Jimmy’s Hall Voilà ce qui semble être, selon ses propres dires, le dernier film du réalisateur britannique Ken Loach. D’Hidden Agenda à It’s a free world, en passant par Sweet Sixteen, Les dockers de Liverpoool, ou Bread and roses, Loach dépeint avec un remarquable talent, par le long-métrage ou le documentaire, la (sur)vie, l’amour, les luttes, des gens du peuple. Sans mélo, sans omettre les failles, les faiblesses, mais toujours avec cette profonde tendresse pour les victimes d’un système capitaliste inhumain.
Dans son Jimmy’Hall, Ken Loach et son scénariste Paul Laverty reprennent le chemin de l’Irlande, qu’ils avaient quitté en 1922 en pleine guerre civile, dans le superbe Le vent se lève. L’histoire se déroule en 1932, lors de l’accession au pouvoir d’Eamon de Valera, ex-insurgé de 1916, ex-président de la République irlandaise clandestine, ex-chef des forces anti-Traité de la guerre civile.
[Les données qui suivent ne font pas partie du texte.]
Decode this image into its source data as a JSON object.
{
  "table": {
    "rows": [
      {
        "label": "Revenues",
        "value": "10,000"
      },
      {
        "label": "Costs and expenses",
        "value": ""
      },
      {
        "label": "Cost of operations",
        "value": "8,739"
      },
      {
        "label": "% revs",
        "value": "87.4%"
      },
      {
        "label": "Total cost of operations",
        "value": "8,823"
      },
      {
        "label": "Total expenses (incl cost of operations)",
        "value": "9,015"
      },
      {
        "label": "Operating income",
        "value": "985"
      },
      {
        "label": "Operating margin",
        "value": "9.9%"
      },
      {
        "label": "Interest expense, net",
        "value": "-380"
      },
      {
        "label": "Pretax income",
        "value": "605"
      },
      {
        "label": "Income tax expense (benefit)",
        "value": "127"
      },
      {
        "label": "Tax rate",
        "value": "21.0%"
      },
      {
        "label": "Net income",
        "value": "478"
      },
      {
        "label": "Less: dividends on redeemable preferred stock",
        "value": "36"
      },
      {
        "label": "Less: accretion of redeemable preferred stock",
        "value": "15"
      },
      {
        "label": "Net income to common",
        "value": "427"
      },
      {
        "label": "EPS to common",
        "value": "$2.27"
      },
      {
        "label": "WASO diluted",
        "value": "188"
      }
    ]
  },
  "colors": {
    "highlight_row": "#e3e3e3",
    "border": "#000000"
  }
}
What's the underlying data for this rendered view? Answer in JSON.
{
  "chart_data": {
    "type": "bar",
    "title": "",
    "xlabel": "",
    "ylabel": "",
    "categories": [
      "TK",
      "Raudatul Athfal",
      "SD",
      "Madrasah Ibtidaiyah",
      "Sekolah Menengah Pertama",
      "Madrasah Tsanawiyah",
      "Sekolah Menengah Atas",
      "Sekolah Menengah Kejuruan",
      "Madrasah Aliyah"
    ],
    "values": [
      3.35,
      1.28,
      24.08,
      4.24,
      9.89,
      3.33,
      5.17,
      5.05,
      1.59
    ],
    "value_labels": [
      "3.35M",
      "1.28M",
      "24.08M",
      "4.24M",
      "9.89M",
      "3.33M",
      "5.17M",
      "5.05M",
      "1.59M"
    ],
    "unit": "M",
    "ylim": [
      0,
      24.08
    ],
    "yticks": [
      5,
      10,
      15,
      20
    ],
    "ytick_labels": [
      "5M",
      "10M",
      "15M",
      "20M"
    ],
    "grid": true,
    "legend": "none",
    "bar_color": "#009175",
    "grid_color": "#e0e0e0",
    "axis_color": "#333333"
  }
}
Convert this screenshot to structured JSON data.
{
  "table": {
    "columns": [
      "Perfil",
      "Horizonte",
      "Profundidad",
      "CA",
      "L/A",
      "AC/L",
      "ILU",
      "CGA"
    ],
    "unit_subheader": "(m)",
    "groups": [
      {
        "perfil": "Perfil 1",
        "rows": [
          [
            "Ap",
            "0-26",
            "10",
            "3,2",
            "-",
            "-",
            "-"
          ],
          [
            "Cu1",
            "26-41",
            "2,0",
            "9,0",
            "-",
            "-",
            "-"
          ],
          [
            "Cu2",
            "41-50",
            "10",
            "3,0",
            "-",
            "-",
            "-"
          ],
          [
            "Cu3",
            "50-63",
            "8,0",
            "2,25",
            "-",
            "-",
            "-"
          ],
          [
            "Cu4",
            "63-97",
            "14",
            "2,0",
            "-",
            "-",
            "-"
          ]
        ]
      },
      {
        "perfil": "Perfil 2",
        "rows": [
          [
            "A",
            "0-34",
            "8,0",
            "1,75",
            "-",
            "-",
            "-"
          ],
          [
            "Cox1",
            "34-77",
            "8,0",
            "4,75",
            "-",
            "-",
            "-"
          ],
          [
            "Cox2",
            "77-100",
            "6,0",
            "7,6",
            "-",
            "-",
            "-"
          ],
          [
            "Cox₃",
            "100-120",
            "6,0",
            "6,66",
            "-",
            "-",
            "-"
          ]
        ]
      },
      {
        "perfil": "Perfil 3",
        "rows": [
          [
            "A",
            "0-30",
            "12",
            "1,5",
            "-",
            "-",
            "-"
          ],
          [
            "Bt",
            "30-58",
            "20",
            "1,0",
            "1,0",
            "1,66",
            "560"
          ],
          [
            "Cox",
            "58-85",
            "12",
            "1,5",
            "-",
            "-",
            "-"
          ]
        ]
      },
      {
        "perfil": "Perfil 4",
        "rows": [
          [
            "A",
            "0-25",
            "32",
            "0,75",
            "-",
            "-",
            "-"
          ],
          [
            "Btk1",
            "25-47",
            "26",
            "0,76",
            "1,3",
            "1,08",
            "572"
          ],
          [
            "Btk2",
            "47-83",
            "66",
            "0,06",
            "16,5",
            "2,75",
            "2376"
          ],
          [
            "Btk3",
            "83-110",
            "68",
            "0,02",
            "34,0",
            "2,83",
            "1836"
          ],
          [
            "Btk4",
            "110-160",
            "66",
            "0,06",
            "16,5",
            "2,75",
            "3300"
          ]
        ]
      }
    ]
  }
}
Une période charnière de l’histoire de l’Irlande, qui voit se succéder espoirs et désillusions.
Le film s’inspire de la vie du militant communiste Jimmy Gralton et débute sur son retour dans son Leitrim natal, après dix ans d’exil aux Etats-Unis. Sur place, il est sollicité par ses anciens compagnons et par une nouvelle génération de jeunes gens, afin de rouvrir le « Pearse-Connolly Hall », véritable Maison du peuple, dont le nom honore deux des principaux chefs de l’insurrection de 1916, où se succèdent cours de danse et de boxe, initiation à la littérature et au dessein, mais aussi discussions politiques.
Sur place, Jimmy et ses camarades se retrouvent rapidement en bute aux forces réactionnaires à l’œuvre dans l’Irlande des années 1930. L’Eglise tout d’abord, qui voie dans le dancing un dangereux outil de dévoiement de la jeunesse catholique, et n’hésite pas à menacer tout individu se risquant dans les pas de Jimmy…
Plus complexe est le rôle joué par l’Armée républicaine irlandaise (IRA). Depuis la guerre civile celle-ci est divisée entre une aile droite qui soutient les propriétaires terriens et glisse vers le fascisme par le biais de l’association des « Camarades de l’Armée » (plus connue sous le nom de « Chemises bleues » et dirigée par Eoin O’Duffy, un des ex-responsables des forces pro-Traité de la guerre civile), et une aile progressiste, grande perdante de la guerre civile, proche des idées socialistes et communistes et de la petite paysannerie, qui appuie et sollicite Jimmy et ses camarades.
Loach et son équipe font preuve d’une réelle finesse d’analyse politique, de mise en scène (remarquable scène de danse entre Jimmy et son amour de jeunesse), et nous prouve qu’il n’y a pas de contradictions entre les loisirs, la culture, et la lutte. La boxe comme le jazz, les poèmes comme la musique traditionnelle irlandaise, servent d’outils d’émancipation lorsqu’ils sont pris en main par les forces de progrès.
Un film poignant, aux acteurs exceptionnels, que nous recommandons à nos lecteurs et camarades.
Ken Loach nous montre plus que jamais, que « ceux qui vivent sont ceux qui luttent ».
« Pour aller plus loin, un conseil de lecture pour une vision synthétique du conflit : Roger Faligot, La résistance irlandaise, 1916-2000, éditions Terre de Brume, 2e édition 1999″.